ModaLogic Architecture Documentation¶
The Tableau Feature¶
Our process for evaluating modal logic arguments is centered around the analytical tableau method. This method uses the de-compositional approach to the evaluation of the from argument. This means the procedure works from the argument level down as opposed to the axiomatic methods that aim to build the argument up from axioms.
The technical implementation of the analytical tableau method is thus based on the definition of a tree structure that represents the argument. The first node at the root being the argument to evaluate, the second the negation of that argument and then for all lower "branches" of the tree we execute the tree construction process to see if the tableau closes (all branches end in inconstencies: proving the validaity of the original statement) or if some branch stays open which disproves the original statement.
The analytical table creation process uses a well-defined series of replacement rules depending on the type of logic system that is beig evaluated. For the implementation process of the modalogic processor we will progressively develop the scope of supported logic systems, starting with common propositional logic argument. We will progress through predicate first order logic with quantitications and then move into supporting the various modal logic systems.
This is a progression that can be build sequentially as each of the later logic systems builds on the lower systems. As we get into the modal logic systems we get into disjunct sets of replacement rules at which point the user will need to specify the logic system to use which will then activate which replacement and world-access rules will be activated for the evaluation.
The main progression for the logic systems support: * propositional logic * predicate logic with quantifiers * predicate logic with function unification * modal logic K-system * derived modal primary logic systems like S1-S5 etc. * first order modal logic systems * MODFOL with equality, etc.
Systemic Tableau Construction¶
The Tableau is a simple datastructure that consists of TableaNodes. This structure has no self-awareness of how to manage its content. The blackboard is the component that has the knowledge about the creation procedures for the tableau and which of the logic systems is needed to evaluate the argument.

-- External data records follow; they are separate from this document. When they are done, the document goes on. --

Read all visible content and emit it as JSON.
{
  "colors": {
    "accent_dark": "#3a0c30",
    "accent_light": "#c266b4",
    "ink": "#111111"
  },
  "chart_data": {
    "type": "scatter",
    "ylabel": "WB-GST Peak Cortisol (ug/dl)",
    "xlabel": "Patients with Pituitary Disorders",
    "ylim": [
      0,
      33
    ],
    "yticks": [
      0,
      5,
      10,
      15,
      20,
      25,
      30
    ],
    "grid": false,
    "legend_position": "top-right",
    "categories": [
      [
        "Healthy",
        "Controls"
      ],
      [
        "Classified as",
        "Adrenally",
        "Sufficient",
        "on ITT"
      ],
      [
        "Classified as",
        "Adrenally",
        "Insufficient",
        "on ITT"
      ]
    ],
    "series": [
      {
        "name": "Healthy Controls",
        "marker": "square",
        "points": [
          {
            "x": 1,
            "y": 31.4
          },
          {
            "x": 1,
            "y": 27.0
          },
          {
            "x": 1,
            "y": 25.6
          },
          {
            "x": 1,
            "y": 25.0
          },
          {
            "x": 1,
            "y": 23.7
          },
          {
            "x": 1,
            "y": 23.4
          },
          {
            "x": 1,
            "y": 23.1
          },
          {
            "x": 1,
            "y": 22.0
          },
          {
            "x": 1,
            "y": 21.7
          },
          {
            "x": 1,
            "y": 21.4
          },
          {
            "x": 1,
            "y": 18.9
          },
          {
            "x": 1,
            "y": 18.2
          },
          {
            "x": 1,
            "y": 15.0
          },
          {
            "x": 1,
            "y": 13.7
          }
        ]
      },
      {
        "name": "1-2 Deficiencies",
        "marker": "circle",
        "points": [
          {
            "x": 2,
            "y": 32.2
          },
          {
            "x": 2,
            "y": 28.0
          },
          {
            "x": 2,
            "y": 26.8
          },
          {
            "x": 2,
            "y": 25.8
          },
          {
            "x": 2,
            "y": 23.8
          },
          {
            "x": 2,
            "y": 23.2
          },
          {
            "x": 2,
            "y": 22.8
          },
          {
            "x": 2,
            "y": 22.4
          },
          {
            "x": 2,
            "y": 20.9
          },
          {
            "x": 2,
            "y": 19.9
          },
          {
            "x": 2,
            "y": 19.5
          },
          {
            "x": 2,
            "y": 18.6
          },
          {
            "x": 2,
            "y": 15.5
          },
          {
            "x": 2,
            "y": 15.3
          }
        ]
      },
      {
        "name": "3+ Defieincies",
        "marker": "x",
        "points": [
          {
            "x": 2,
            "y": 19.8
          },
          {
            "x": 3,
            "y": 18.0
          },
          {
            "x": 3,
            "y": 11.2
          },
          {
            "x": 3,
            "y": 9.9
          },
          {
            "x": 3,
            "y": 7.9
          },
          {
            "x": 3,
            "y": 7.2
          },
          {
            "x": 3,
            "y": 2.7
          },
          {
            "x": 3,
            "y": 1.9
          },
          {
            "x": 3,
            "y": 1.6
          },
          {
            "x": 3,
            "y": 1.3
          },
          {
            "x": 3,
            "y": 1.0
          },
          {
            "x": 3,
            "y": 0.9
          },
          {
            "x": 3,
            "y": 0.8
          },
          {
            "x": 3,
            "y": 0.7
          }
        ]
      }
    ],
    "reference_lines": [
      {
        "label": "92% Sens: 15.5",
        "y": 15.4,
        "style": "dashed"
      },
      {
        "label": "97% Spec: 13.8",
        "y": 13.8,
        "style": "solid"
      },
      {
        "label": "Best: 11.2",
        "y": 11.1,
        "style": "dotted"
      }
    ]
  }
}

So the construction of the evaluation context involves three main The parser doesn't know anything about the nodes so to construct the table we have to wrapp all the formulas that the parser might return (premises and/or conclusion formula) into TableauNodes. The information to do so comes from the ArgumentParser that has access to the parsers of each of the optional premises and the parser of the required conclusion.
In the test files we start with the verification that the TableauNodes are constructed correctly and then proceed to the construction of the initial Tableau.